Comunidades reconhecem conquista e se mantêm mobilizadas
Em reunião realizada pelo Nacab com moradores de comunidades de Água Quente, Passa Sete e São José de Jassém, na noite de terça-feira, 26 de setembro, a sentença judicial foi apresentada, pela analista jurídica Roberta Ferreira e a coordenadora territorial, Hellen Margarida da Silva, e debatida com o público.
A reação das pessoas atingidas foi positiva, por reconhecerem na sentença uma vitória na Ação Civil Pública (ACP). Elas discutiram os próximos passos e reforçaram a reivindicação de que a Anglo American se manifeste a respeito do Plano de Reassentamento comunitário, elaborado em conjunto por pessoas atingidas das três comunidades, com o apoio técnico da ATI 39 Nacab, e juntado aos autos da Ação de Cumprimento Provisório em agosto deste ano. A expectativa delas é de que a mineradora considere a apresentação deste documento no cumprimento da sentença. “A empresa não tem que fazer um novo plano de reassentamento não. Ela tem que seguir o nosso, que fizemos juntos as três comunidades, junto com a ATI, e protocolamos na Ação Civil Pública”, defende José Maria da Silva, morador da comunidade de São José de Jassém, Alvorada de Minas.
Próximos passos
Na reunião, as pessoas decidiram continuar em diálogo com o Ministério Público e a Assessoria Técnica Independente ATI 39 Nacab, e aguardarem pela manifestação da Anglo American sobre o Plano de Reassentamento coletivo proposto pelas comunidades, assim como o devido cumprimento da sentença pela empresa.
“A sentença é muito boa, aplaudível. A juíza levou em conta os nossos direitos e necessidade de reassentamento, por morarmos em zonas de autossalvamento (Zas). Ninguém está livre do perigo, mas viver com a ameaça de uma barragem de rejeitos sobre nós é muito difícil, não dá pra ter sossego. Vem chegando o período de chuva e o nosso medo aumenta. Temos que prevenir esse sofrimento. Então, eu fiquei satisfeito e espero que essa sentença seja aceita e cumprida pela empresa em até um ano, porque é preciso tirar as comunidades dessa situação”.

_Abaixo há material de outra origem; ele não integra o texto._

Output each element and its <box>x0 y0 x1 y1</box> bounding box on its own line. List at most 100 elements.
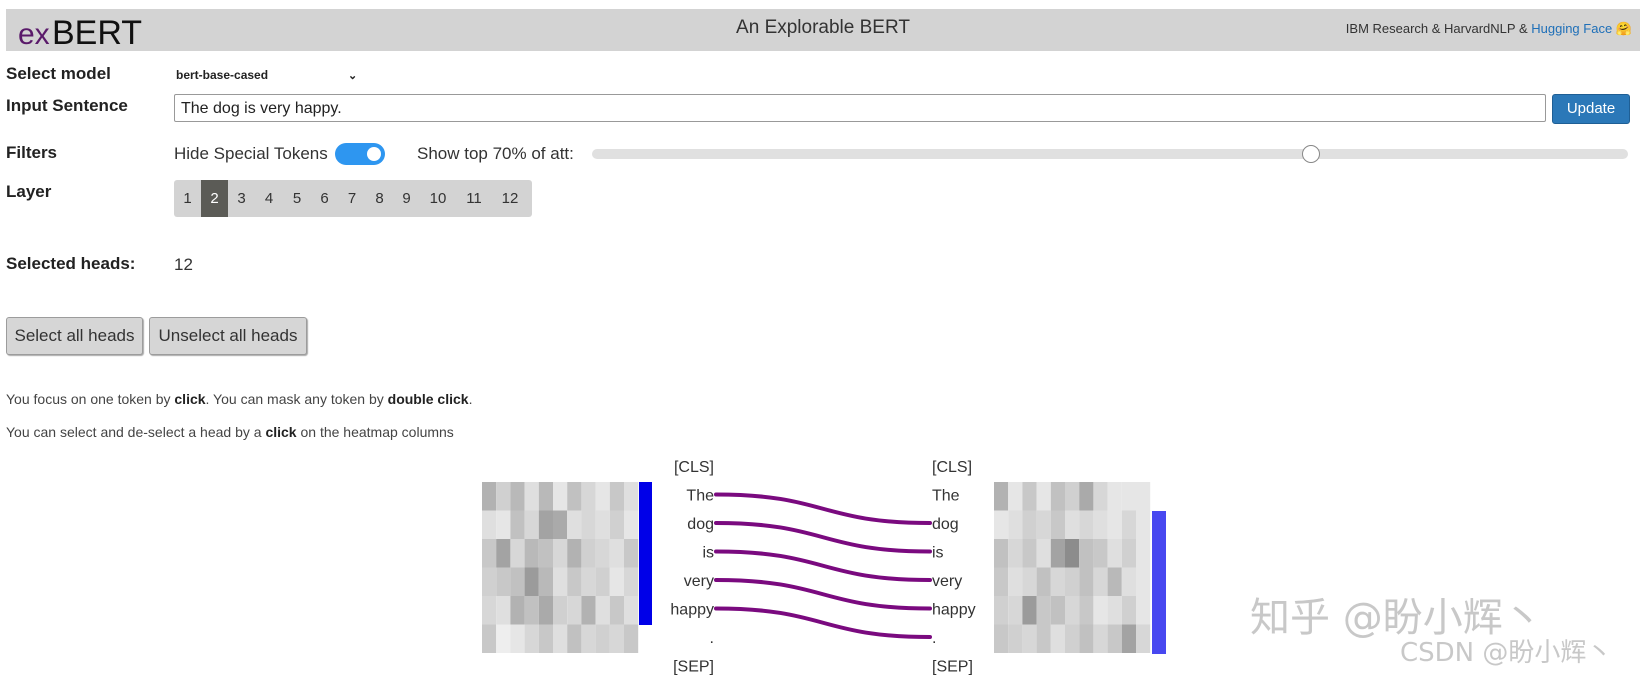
right-heatmap-cell[interactable] <box>1121 567 1136 597</box>
left-heatmap-cell[interactable] <box>624 567 639 597</box>
left-heatmap-cell[interactable] <box>567 482 582 511</box>
right-heatmap-cell[interactable] <box>1079 624 1094 654</box>
left-heatmap-cell[interactable] <box>524 510 539 540</box>
layer-button-9[interactable]: 9 <box>402 190 411 207</box>
left-token[interactable]: dog <box>687 516 714 533</box>
left-heatmap-cell[interactable] <box>524 539 539 568</box>
right-heatmap-cell[interactable] <box>994 510 1009 540</box>
right-heatmap-cell[interactable] <box>1008 567 1023 597</box>
left-heatmap-cell[interactable] <box>595 596 610 625</box>
left-heatmap-cell[interactable] <box>510 482 525 511</box>
left-heatmap-cell[interactable] <box>553 539 568 568</box>
left-heatmap-cell[interactable] <box>524 596 539 625</box>
right-heatmap-cell[interactable] <box>994 482 1009 511</box>
left-token[interactable]: is <box>702 545 714 562</box>
left-heatmap-cell[interactable] <box>567 510 582 540</box>
right-heatmap-cell[interactable] <box>1093 596 1108 625</box>
right-heatmap-cell[interactable] <box>1079 482 1094 511</box>
left-heatmap-cell[interactable] <box>510 624 525 654</box>
layer-button-4[interactable]: 4 <box>264 190 274 207</box>
right-heatmap-cell[interactable] <box>1093 510 1108 540</box>
right-heatmap-cell[interactable] <box>1093 539 1108 568</box>
left-heatmap-cell[interactable] <box>553 510 568 540</box>
left-heatmap-cell[interactable] <box>538 539 553 568</box>
left-heatmap-cell[interactable] <box>496 539 511 568</box>
right-token[interactable]: dog <box>932 516 959 533</box>
layer-button-12[interactable]: 12 <box>501 190 519 207</box>
layer-button-11[interactable]: 11 <box>466 190 482 207</box>
left-heatmap-cell[interactable] <box>496 624 511 654</box>
right-token[interactable]: The <box>932 488 960 505</box>
right-heatmap-cell[interactable] <box>1050 624 1065 654</box>
sentence-input[interactable]: The dog is very happy. <box>174 94 1546 122</box>
left-heatmap-cell[interactable] <box>496 567 511 597</box>
right-heatmap-cell[interactable] <box>1107 596 1122 625</box>
left-heatmap-cell[interactable] <box>595 624 610 654</box>
left-heatmap-cell[interactable] <box>581 624 596 654</box>
left-heatmap-cell[interactable] <box>581 539 596 568</box>
right-heatmap-cell[interactable] <box>1050 482 1065 511</box>
left-heatmap-cell[interactable] <box>538 596 553 625</box>
right-token[interactable]: very <box>932 573 962 590</box>
right-token[interactable]: [SEP] <box>932 659 973 676</box>
left-token[interactable]: [SEP] <box>673 659 714 676</box>
model-select[interactable]: bert-base-cased ⌄ <box>176 68 357 82</box>
right-heatmap-cell[interactable] <box>1065 482 1080 511</box>
layer-button-6[interactable]: 6 <box>320 190 329 207</box>
left-heatmap-cell[interactable] <box>581 567 596 597</box>
right-heatmap-cell[interactable] <box>1050 510 1065 540</box>
layer-button-10[interactable]: 10 <box>429 190 447 207</box>
left-heatmap-cell[interactable] <box>553 567 568 597</box>
left-heatmap-cell[interactable] <box>609 539 624 568</box>
right-heatmap-cell[interactable] <box>1121 539 1136 568</box>
left-heatmap-cell[interactable] <box>510 539 525 568</box>
right-heatmap-cell[interactable] <box>1136 482 1151 511</box>
left-heatmap-cell[interactable] <box>624 482 639 511</box>
left-token[interactable]: The <box>686 488 714 505</box>
layer-button-1[interactable]: 1 <box>183 190 192 207</box>
left-heatmap-cell[interactable] <box>595 510 610 540</box>
left-heatmap-cell[interactable] <box>609 567 624 597</box>
left-token[interactable]: . <box>710 630 714 647</box>
left-heatmap-cell[interactable] <box>609 596 624 625</box>
right-heatmap-cell[interactable] <box>1121 510 1136 540</box>
left-heatmap-cell[interactable] <box>553 624 568 654</box>
left-heatmap-cell[interactable] <box>538 567 553 597</box>
left-heatmap-cell[interactable] <box>482 510 497 540</box>
left-heatmap-cell[interactable] <box>482 624 497 654</box>
top-att-slider[interactable] <box>592 149 1628 159</box>
left-heatmap-cell[interactable] <box>609 482 624 511</box>
left-heatmap-cell[interactable] <box>482 567 497 597</box>
right-heatmap-cell[interactable] <box>1008 510 1023 540</box>
right-heatmap-cell[interactable] <box>1136 510 1151 540</box>
right-heatmap-cell[interactable] <box>1065 624 1080 654</box>
right-heatmap-cell[interactable] <box>1008 482 1023 511</box>
right-heatmap-cell[interactable] <box>1036 510 1051 540</box>
left-heatmap-cell[interactable] <box>624 539 639 568</box>
right-heatmap-cell[interactable] <box>1022 567 1037 597</box>
left-heatmap-cell[interactable] <box>609 510 624 540</box>
right-heatmap-cell[interactable] <box>1008 596 1023 625</box>
right-heatmap-cell[interactable] <box>1065 510 1080 540</box>
right-heatmap-cell[interactable] <box>1079 596 1094 625</box>
left-heatmap-cell[interactable] <box>624 596 639 625</box>
left-heatmap-cell[interactable] <box>553 482 568 511</box>
right-heatmap-cell[interactable] <box>1036 596 1051 625</box>
right-heatmap-cell[interactable] <box>1136 567 1151 597</box>
right-heatmap-cell[interactable] <box>1036 482 1051 511</box>
right-heatmap-cell[interactable] <box>1107 567 1122 597</box>
right-token[interactable]: . <box>932 630 936 647</box>
right-heatmap-cell[interactable] <box>1136 624 1151 654</box>
left-heatmap-cell[interactable] <box>595 482 610 511</box>
right-heatmap-cell[interactable] <box>1121 596 1136 625</box>
unselect-all-heads-button[interactable]: Unselect all heads <box>149 317 307 355</box>
right-heatmap-cell[interactable] <box>1022 482 1037 511</box>
left-heatmap-cell[interactable] <box>524 482 539 511</box>
right-token[interactable]: is <box>932 545 944 562</box>
right-heatmap-cell[interactable] <box>1079 539 1094 568</box>
right-heatmap-cell[interactable] <box>1050 567 1065 597</box>
left-heatmap-cell[interactable] <box>581 596 596 625</box>
right-heatmap-cell[interactable] <box>994 624 1009 654</box>
layer-button-7[interactable]: 7 <box>347 190 357 207</box>
right-heatmap-cell[interactable] <box>994 539 1009 568</box>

José Maria da Silva, da comunidade de São José de Jassém
“Quando vi a decisão fiquei muito feliz, mas temos que continuar vigilantes, entender e nos apropriar dessa ação como um todo, da sentença e dos nossos direitos. Temos uma sentença a nosso favor, muito boa e importante, pois determina por força de lei que a empresa faça um plano de reassentamento com a nossa participação e atenda o que é preciso para garantir a continuidade da vida que tínhamos antes da empresa chegar. Nós, das comunidades, agora estamos fortalecidos e continuaremos em luta para que a mineradora reconheça e execute o Plano de Reassentamento que já construímos com o apoio da Assessoria Técnica Independente”.